We carefully select vegetables, herbs and seasoning to create a flavorful based for our broths.

Vitamin A

Vitamin A is primarily derived from the high-quality carrot juice. In some cases, it may be necessary to add additional vitamin A through the addition of beta carotene. It is considered an antioxidant.

Vitamin A (Beta Carotene)

Vitamin E

Some of the V8 products also have Vitamin E. We add alpha tocopheryl acetate as a vitamin supplement to add vitamin E.

Vitamins

Many V8 Splash varieties provide a good source of the antioxidants vitamins A & C.

Water

We use water in many of our products to achieve the right consistency.

Wheat flour

Used to thicken the soup. We use flour milled from wheat grown in the U.S. and Canada.

Whey

is produced during the cheese making process. We used it to enhance the dairy flavor in our cheese dips.

Whey powder

enhances the creamy flavor.

Whey protein concentrate

Made from whey, a byproduct of cheese making, and used to enhance the texture of our food.

Whey protein concentrate

Made from whey, a byproduct of cheese making, and used to enhance the texture of our food.

Wine & Beer

A number of our sauces use wine or beer to add a rich, deep flavor, although the alcohol is removed during cooking.

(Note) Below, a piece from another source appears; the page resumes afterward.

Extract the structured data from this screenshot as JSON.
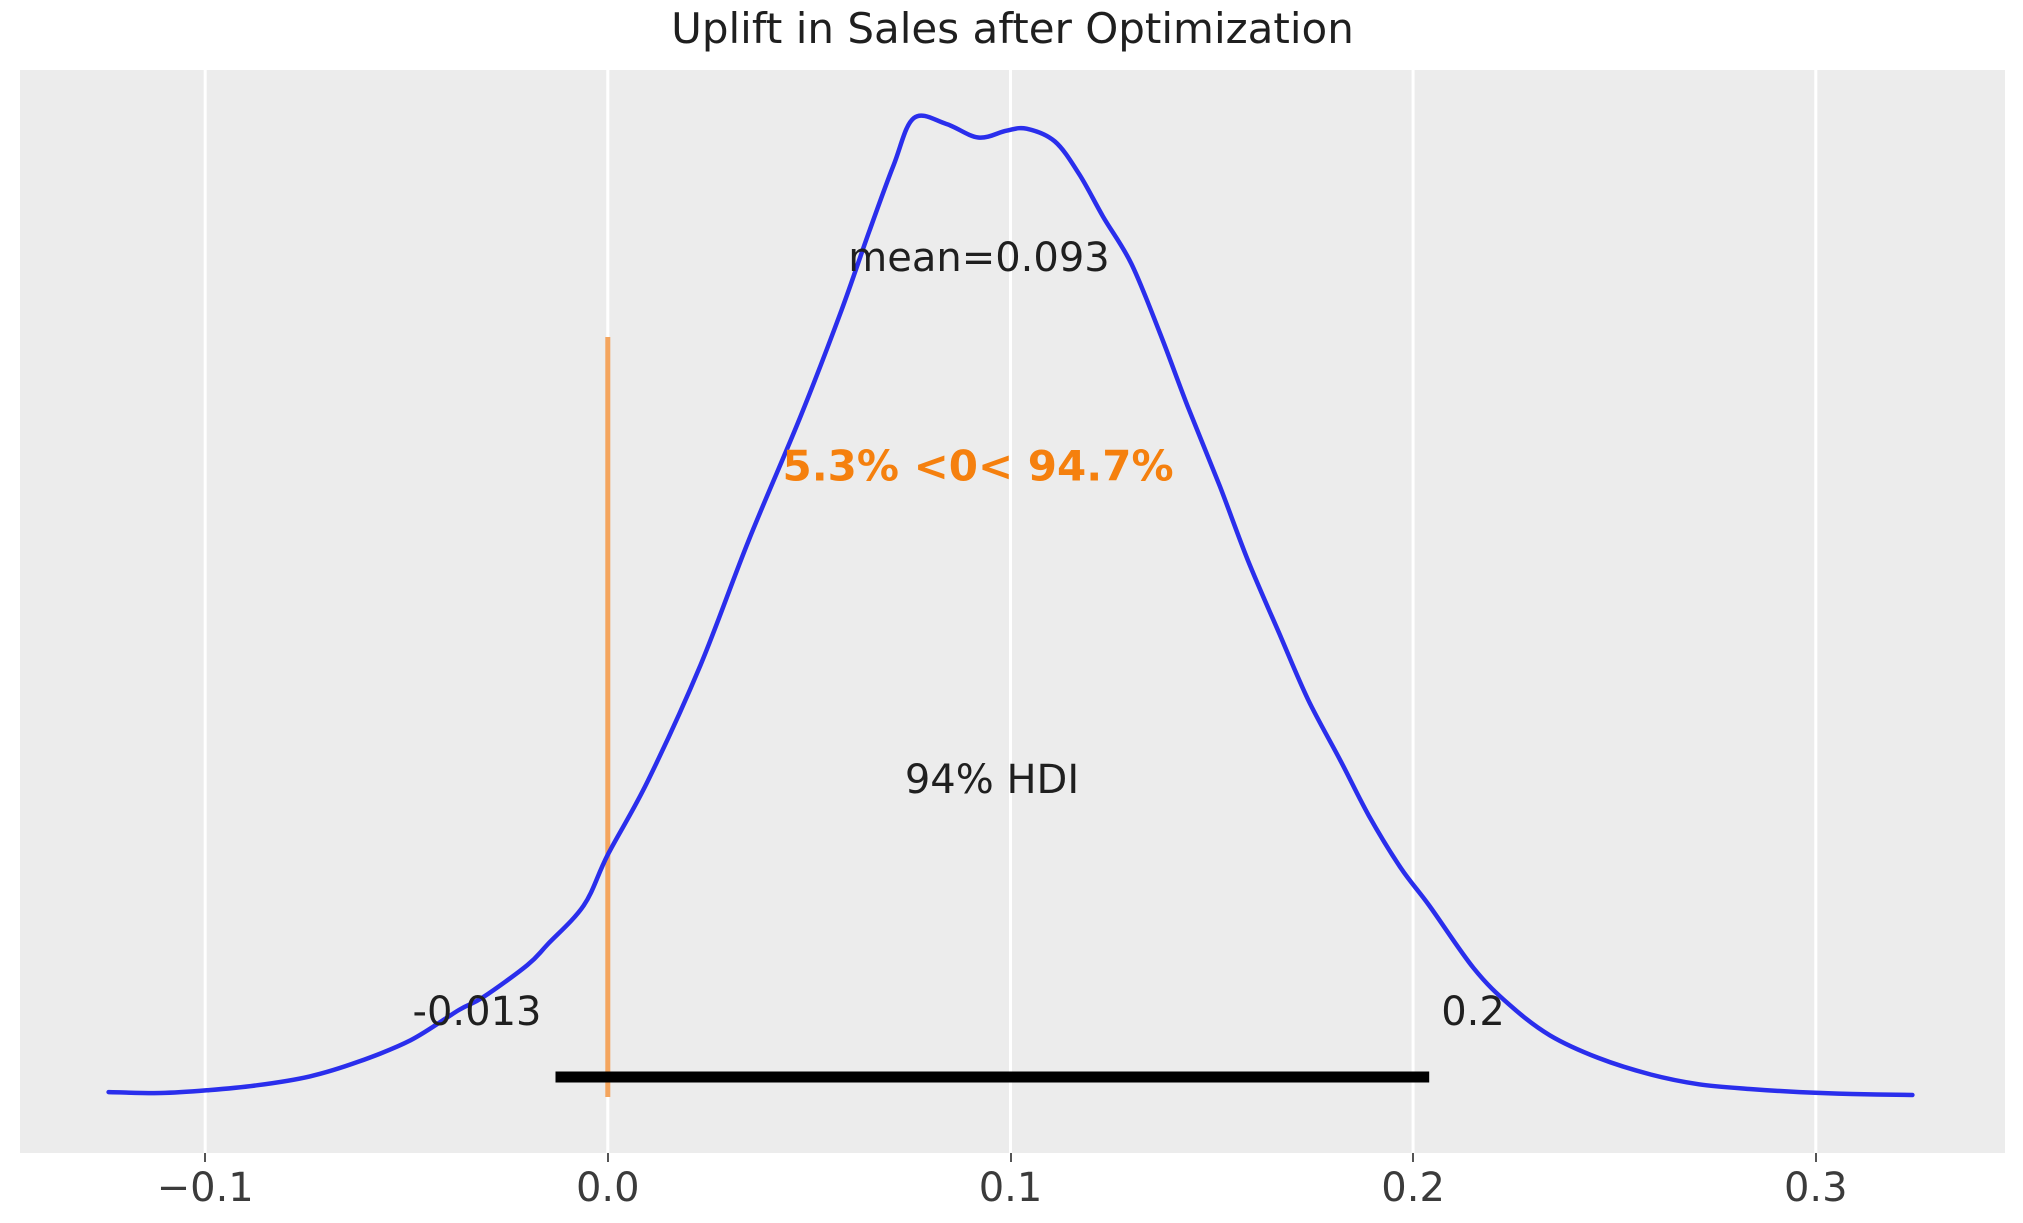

Most of our wine is from California. Varieties with wine are Marsala, Classic Roasted Chicken, Scampi and Garlic Butter Chicken which use chablis, Teriyaki which uses mirin and sake, and Beef Stew which is made with burgundy and Pot Roast which uses beer.

Xanthan gum

A thickener used to blend our spices and ingredients to give a consistent flavor and appearance. It’s made by fermenting corn sugar, wheat or soy.

Yeast extract

A natural flavor derived from yeast which adds a savory taste.

Yeast extract and autolyzed yeast extract

Flavor enhancers derived from yeast and used to add a savory flavor to our products.

Zinc chloride

An ingredient used to help green vegetables keep their color.